Os restos mortais de uma mulher que morreu num acidente de avião da Air India em 2025 foram identificados incorretamente e repatriados para a Grã-Bretanha sob o nome de outra vítima, revelou uma investigação.
Os restos mortais de Vasuben Narendrashin Raj, de 70 anos, foram enviados ao Reino Unido com um nome diferente para que pudessem ser corretamente identificados após um teste de DNA.
Ela estava entre os 241 passageiros mortos após a queda do Boeing 787-8 Dreamliner no estado de Gujarat, no oeste da Índia, em 12 de junho de 2025. O avião colidiu com o prédio de uma faculdade de medicina logo após a decolagem, matando mais 19 pessoas no solo.
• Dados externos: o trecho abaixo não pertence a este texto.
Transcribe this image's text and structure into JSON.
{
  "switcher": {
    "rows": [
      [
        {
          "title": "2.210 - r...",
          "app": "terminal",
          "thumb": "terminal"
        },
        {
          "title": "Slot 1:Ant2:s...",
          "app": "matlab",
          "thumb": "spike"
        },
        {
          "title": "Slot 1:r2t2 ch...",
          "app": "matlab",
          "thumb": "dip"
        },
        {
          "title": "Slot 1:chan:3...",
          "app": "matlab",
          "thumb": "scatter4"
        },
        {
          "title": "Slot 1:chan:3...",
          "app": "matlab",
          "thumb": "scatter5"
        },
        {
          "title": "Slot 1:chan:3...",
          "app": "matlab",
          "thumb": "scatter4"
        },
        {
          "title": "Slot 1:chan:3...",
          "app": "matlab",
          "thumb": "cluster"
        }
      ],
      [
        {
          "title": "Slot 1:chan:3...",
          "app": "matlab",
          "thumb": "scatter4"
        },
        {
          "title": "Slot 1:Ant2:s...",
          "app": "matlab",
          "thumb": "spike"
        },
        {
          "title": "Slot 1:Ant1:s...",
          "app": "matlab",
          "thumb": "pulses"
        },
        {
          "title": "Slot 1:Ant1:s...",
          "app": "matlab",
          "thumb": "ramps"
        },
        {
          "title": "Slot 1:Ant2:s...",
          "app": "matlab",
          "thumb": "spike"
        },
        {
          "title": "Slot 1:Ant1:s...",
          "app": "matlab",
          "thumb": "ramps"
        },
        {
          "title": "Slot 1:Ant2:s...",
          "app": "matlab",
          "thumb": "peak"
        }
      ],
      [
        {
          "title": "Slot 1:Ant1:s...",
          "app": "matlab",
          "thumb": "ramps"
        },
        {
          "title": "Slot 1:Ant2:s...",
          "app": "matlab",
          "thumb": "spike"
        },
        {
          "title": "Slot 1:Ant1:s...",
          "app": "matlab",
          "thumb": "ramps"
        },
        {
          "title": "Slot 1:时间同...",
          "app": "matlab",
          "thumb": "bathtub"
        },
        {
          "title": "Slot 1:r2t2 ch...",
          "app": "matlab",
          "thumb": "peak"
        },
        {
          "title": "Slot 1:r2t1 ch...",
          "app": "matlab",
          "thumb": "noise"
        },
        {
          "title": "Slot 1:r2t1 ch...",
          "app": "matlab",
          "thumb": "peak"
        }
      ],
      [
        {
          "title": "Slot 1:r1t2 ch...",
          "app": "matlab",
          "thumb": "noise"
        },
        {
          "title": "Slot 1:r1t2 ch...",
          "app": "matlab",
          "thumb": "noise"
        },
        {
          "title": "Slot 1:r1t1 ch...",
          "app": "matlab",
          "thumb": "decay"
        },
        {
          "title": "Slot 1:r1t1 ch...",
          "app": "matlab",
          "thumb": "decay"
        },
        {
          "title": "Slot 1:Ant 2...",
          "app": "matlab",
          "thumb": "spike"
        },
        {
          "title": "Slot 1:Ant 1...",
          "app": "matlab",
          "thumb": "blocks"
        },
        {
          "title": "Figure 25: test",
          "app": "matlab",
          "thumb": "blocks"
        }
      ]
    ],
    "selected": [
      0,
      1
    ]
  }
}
Apenas um passageiro, Vishwash Kumar Ramesh, cidadão britânico de origem indiana, sobreviveu ao acidente.
Já foi iniciada uma investigação para duas vítimas do acidente, incluindo uma mulher de 70 anos e outra pessoa que ainda não foi identificada.
Na terça-feira, a legista sênior, professora Fiona Wilcox, disse ao Inner West London Coroner’s Court que era “obviamente muito incomum” abrir um inquérito quase um ano após uma morte.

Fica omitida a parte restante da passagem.